The fact that criminals comprise such a large share of the people who commit terrorism may, among other things, be explained by the strategic adaptation that has taken place in the global jihadist movement as a reaction to the increased efforts to prevent attacks.

Both al-Qaeda and Islamic State have explicitly encouraged sympathisers to carry out attacks in their home countries on their own instead of travelling to conflict zones or contacting the organisations, in order to minimise the risk of exposure.

Such encouragement appeals to a new group of people who would not necessarily want to join professional organisations, with their rigid admittance requirements and demanding training. They attract people who are not only motivated by the objectives of the organisations, but also by their own agendas, and who already have experience of violence and have access to the necessary resources, such as weapons. As a consequence, the boundaries between terrorism and ordinary crime become porous. It can be difficult to determine whether an attack is terrorism because the suspected perpetrator’s motives are not obvious, and because an attack may be both terrorism and ordinary crime, for example, revenge killings. This further emphasises the need to carefully reconsider how we can best understand and prevent terrorism, and whether the current understanding of radicalisation is helpful.

New frames for interpretation

Based on our findings, we must ask whether the predominant understanding of radicalisation as increasing ideological conviction that may lead to violence is sufficient at this point in time. This interpretation is based on the assumption that the use of violence is unnatural for the individual and that it therefore presupposes a process in which ideological influences are able to break down this natural barrier.

When individuals already have experience of violence, it makes little sense to assume that they must go through a long intellectual process in order to use violence. Therefore it is not sufficient to analyse violence as the result of processes driven by ideology: we must also consider processes in which one type of violence (“ordinary” crime) is transformed into another type of violence (terrorism).

Recent research indicates that the involvement of individuals in terrorism may be the result of very different processes. We recommend that this insight be incorporated more fully into efforts to prevent terrorism by working with several supplementary frames of interpretation.

In order to improve our understanding of the relatively large share of people with a violent criminal past, we recommend that ideological radicalisation be supplemented with an understanding of the politicisation of violence, in which people who already have violence as part of their communication repertoire, so to speak, attach an ideology to the violence, thus giving it a political dimension.
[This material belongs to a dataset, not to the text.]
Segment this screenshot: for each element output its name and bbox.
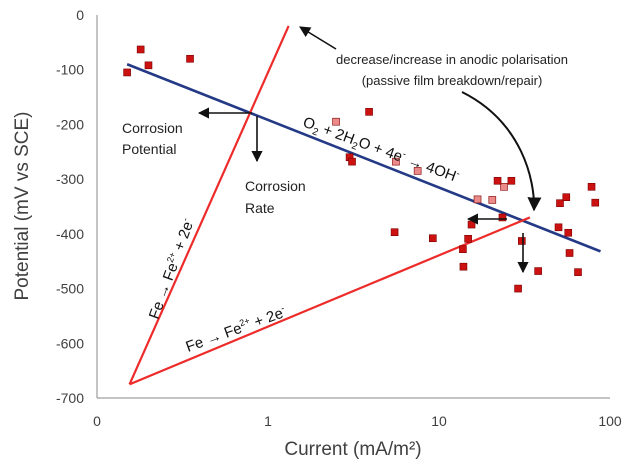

In doing so, the violence is attributed a higher meaning, which not only justifies its continued use, but also glorifies it. At the same time, the person concerned transforms his or her identity from selfish criminal to self-sacrificing hero. In such cases there is no barrier to violence that must be broken down, and the ideology is therefore not crucial for the use of violence, but rather for how and against whom it is used. The explanation for why the person uses violence must be found elsewhere.

Practical implications

The inclusion of the politicisation of violence as a notion supplementing radicalisation implies that prevention of terrorism may take place within other frameworks than has been the case so far. Instead of focusing on ideology as the source of all evil and attempting to contain, ridicule or argue against it, one must, within this frame of interpretation, attempt to influence the criminogenic factors that play a role in the use of violence. Within the realm of ordinary crime prevention, both knowledge about and experience in counteracting these factors already exists.

In Denmark, many of the so-called radicalisation prevention activities are in effect already close to ordinary crime prevention activities and do not explicitly address ideologies. But the practitioners who are involved in these prevention activities are constantly forced to relate to the predominant understanding of radicalisation, including in cases where, with their professionalism, they can see that it makes little sense.